United States and African Americans
The first Africans arrived in the United States. as indentured servants in 1619. The institution of enslaving Africans by states started in 1640. By 1800, over 700,000 Africans had been brought to the country as slaves. Though some states had laws that allowed enslaved Africans to earn their freedom, these laws were the exception and not the rule. Hence slavery was passed down through generations until it was repealed in 1865 by the 13th Amendment. After its repeal, discrimination and violence against African Americans took new turns with Jim Crow laws and legal segregation in the public and private arenas.
From 2006-2007, six states (Virginia, Alabama, Florida, Maryland, New Jersey and North Carolina) apologized for slavery, prompting the United States House of Representatives (in 2008) and the Senate (in 2009) to apologize.
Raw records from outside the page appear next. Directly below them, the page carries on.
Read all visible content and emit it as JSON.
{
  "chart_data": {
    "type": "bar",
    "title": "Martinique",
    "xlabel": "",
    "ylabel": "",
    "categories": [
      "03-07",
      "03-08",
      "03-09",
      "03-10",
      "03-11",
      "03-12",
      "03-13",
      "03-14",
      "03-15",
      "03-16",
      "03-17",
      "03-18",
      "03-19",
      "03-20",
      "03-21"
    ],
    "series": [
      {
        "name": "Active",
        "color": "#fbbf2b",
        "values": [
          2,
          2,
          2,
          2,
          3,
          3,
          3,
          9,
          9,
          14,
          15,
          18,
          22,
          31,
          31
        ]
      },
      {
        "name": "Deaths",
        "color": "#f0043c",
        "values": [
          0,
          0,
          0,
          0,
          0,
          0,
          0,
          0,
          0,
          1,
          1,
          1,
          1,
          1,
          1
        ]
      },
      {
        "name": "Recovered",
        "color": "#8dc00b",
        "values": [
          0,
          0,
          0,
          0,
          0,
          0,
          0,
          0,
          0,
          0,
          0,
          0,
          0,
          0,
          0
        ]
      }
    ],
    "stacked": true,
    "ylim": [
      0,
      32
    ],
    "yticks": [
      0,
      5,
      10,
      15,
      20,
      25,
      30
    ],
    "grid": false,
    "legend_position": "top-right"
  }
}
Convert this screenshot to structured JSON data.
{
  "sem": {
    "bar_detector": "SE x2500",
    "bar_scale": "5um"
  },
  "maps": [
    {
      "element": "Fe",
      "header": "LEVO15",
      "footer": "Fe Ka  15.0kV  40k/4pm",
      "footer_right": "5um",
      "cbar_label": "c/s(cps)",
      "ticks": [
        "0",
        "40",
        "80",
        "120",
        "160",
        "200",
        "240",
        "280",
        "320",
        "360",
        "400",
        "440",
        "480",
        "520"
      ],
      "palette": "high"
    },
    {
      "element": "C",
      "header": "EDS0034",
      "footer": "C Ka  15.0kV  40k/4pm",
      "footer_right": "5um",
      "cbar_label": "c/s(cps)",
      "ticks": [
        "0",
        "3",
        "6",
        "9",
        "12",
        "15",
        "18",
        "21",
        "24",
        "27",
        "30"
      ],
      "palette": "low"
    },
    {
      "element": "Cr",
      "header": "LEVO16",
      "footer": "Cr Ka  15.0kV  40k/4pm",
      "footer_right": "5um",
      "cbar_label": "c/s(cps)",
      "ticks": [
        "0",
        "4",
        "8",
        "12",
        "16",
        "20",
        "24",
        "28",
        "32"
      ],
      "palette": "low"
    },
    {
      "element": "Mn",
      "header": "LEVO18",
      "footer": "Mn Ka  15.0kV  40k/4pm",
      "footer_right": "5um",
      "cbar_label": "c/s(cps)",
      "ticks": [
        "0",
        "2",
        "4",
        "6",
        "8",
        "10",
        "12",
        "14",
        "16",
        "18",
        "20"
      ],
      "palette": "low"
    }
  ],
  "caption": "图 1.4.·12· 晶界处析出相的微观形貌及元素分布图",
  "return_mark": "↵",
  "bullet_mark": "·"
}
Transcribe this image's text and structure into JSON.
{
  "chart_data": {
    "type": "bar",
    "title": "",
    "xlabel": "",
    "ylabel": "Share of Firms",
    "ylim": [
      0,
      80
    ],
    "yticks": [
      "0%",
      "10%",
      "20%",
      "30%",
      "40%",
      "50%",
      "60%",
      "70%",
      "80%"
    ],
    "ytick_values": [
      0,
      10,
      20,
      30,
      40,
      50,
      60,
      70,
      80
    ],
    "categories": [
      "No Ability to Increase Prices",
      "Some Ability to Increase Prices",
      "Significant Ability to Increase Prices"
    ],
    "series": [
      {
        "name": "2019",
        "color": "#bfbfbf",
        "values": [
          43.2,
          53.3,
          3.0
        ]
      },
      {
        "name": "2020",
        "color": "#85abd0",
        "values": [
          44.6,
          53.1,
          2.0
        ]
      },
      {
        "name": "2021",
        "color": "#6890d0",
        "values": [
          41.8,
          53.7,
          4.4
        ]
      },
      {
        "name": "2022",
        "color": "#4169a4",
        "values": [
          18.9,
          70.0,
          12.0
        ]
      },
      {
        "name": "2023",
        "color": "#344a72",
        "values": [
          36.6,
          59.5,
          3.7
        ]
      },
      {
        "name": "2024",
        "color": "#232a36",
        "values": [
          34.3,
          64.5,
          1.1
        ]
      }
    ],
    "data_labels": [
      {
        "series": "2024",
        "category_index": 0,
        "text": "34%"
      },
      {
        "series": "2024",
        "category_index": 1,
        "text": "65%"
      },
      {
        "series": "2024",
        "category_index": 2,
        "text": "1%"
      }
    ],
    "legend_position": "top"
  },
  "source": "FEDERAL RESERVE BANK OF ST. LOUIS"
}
The Senate resolution acknowledges the fundamental injustice, cruelty, brutality, and inhumanity of slavery and Jim Crow laws; apologizes to African-Americans on behalf of the people of the United States for the wrongs committed against them and their ancestors who suffered under slavery and Jim Crow laws; expresses Congress's recommitment to the principle that all people are created equal and endowed with inalienable rights to life, liberty, and the pursuit of happiness, and calls on all people of the United States to work toward eliminating racial prejudices, injustices, and discrimination from society. To prevent the possibility of African Americans' suing the United States government for reparations, the resolution includes the disclaimer: "Nothing in this resolution authorizes or supports any claim against the United States or serves as a settlement of any claim against the United States."